Teppicamón volvió a concentrar su atención en Koomi, quien seguía paralizado delante de él.

—Espectros repugnantes y pestilenciales, ¿eh? —murmuró.

—Yo… Esto… —balbuceó Koomi.

—Bájale. —Dios recuperó el báculo de entre los cada vez más fláccidos dedos de Koomi, quien no opuso ninguna resistencia—. Soy Dios, el gran sacerdote —dijo—. ¿Por qué estáis aquí?

La voz de Dios no podía ser más tranquila y razonable, y vibraba con los matices de la autoridad preocupada pero indiscutible. Era una voz que los faraones de Djelibeibi habían oído durante millares de años, una voz que había regulado los días, prescrito los rituales, dividido el tiempo en rebanadas cuidadosamente medidas e interpretado los deseos y la voluntad de los dioses para transmitírsela a los hombres. Era una voz indiscutible que debía ser obedecida, y oírla trajo a la memoria de los antepasados un sinfín de viejos recuerdos. Las momias se removieron nerviosamente y unas cuantas llegaron a inclinar la cabeza para contemplarse los vendajes de los pies en una clara muestra de incomodidad.

Uno de los faraones más jóvenes se separó de la primera fila de antepasados y avanzó tambaleándose hacia Dios.

—Maldito hijo de perra… —graznó—. Nos hiciste embalsamar y nos fuiste encerrando uno a uno mientras tú seguías viviendo. Todo el mundo creía que el nombre se transmitía de un gran sacerdote a otro, pero siempre eras tú. ¿Cuántos años tienes, Dios?

No hubo ni el más mínimo sonido. Nadie se movió. Una brisa jugueteó con unos cuantos granos de polvo creando un pequeño remolino.

Dios suspiró.

—No quería hacerlo —dijo—. Había tantas cosas de las que ocuparse… El día nunca parecía tener horas suficientes. Os juro que no comprendí lo que estaba ocurriendo. Pensaba que era… refrescante, nada más. No sospeché nada. Sólo tenía ojos para la sucesión de los rituales, no para el transcurrir de los años.
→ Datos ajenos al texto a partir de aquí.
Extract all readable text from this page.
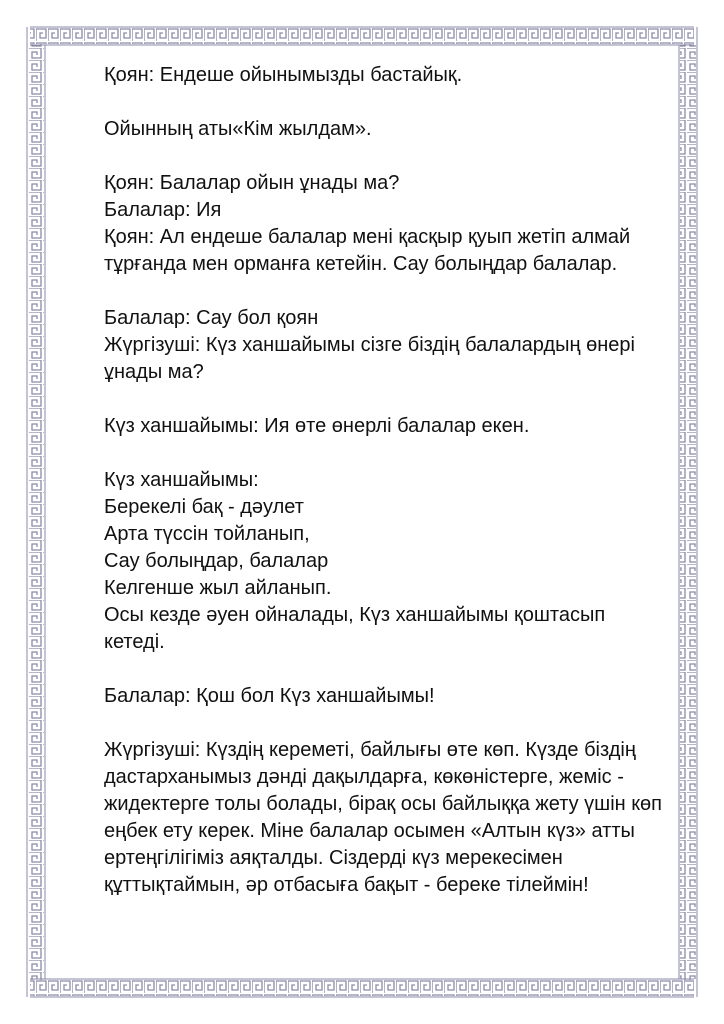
Қоян: Ендеше ойынымызды бастайық.
Ойынның аты«Кім жылдам».
Қоян: Балалар ойын ұнады ма?
Балалар: Ия
Қоян: Ал ендеше балалар мені қасқыр қуып жетіп алмай
тұрғанда мен орманға кетейін. Сау болыңдар балалар.
Балалар: Сау бол қоян
Жүргізуші: Күз ханшайымы сізге біздің балалардың өнері
ұнады ма?
Күз ханшайымы: Ия өте өнерлі балалар екен.
Күз ханшайымы:
Берекелі бақ - дәулет
Арта түссін тойланып,
Сау болыңдар, балалар
Келгенше жыл айланып.
Осы кезде әуен ойналады, Күз ханшайымы қоштасып
кетеді.
Балалар: Қош бол Күз ханшайымы!
Жүргізуші: Күздің кереметі, байлығы өте көп. Күзде біздің
дастарханымыз дәнді дақылдарға, көкөністерге, жеміс -
жидектерге толы болады, бірақ осы байлыққа жету үшін көп
еңбек ету керек. Міне балалар осымен «Алтын күз» атты
ертеңгілігіміз аяқталды. Сіздерді күз мерекесімен
құттықтаймын, әр отбасыға бақыт - береке тілеймін!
—Supongo que en tu familia es habitual vivir muchos años, ¿no? —preguntó Teppicamón sarcásticamente. Dios le miró fijamente y sus labios se movieron sin emitir ningún sonido.

—Familia… —dijo por fin, y su voz se había suavizado dejando de ser el ladrido seco que esperaba ser obedecido de costumbre—. Familia. Sí. Supongo que debí de tener una familia, ¿no? Pero… Bueno, me temo que no me acuerdo de ella. La memoria es lo primero que desaparece. Por extraño que pueda pareceros, las pirámides son capaces de conservarlo todo salvo la memoria.

—¿Y éste es Dios, el que redacta las notas a pie de página de la historia? —preguntó Teppicamón.

—Ah. —El gran sacerdote sonrió—. La memoria desaparece de la cabeza, pero los recuerdos me rodean por todas partes. Todos los pergaminos, todos los libros…

—¡Pero todo eso es la historia del reino!

—Sí. Mi memoria…

El faraón se tranquilizó un poco. La fascinación horrorizada que se estaba adueñando de él era tan intensa que estaba empezando a deshacer el nudo de la furia.

—¿Cuántos años tienes? —preguntó.

—Creo que… unos siete mil. Pero a veces me parece que ha pasado mucho más tiempo.

—¿Realmente tienes siete mil años?

—Sí —dijo Dios.

—¿Y cómo es posible que un ser humano pueda aguantar el vivir tanto tiempo? —preguntó el faraón.

Dios se encogió de hombros.

—Si lo piensas bien te darás cuenta de que basta con ir aguantando cada día tal y como viene —dijo.

Hincó una rodilla en el suelo moviéndose muy despacio y con alguna que otra mueca de dolor, y extendió sus manos temblorosas con el báculo sobre las palmas.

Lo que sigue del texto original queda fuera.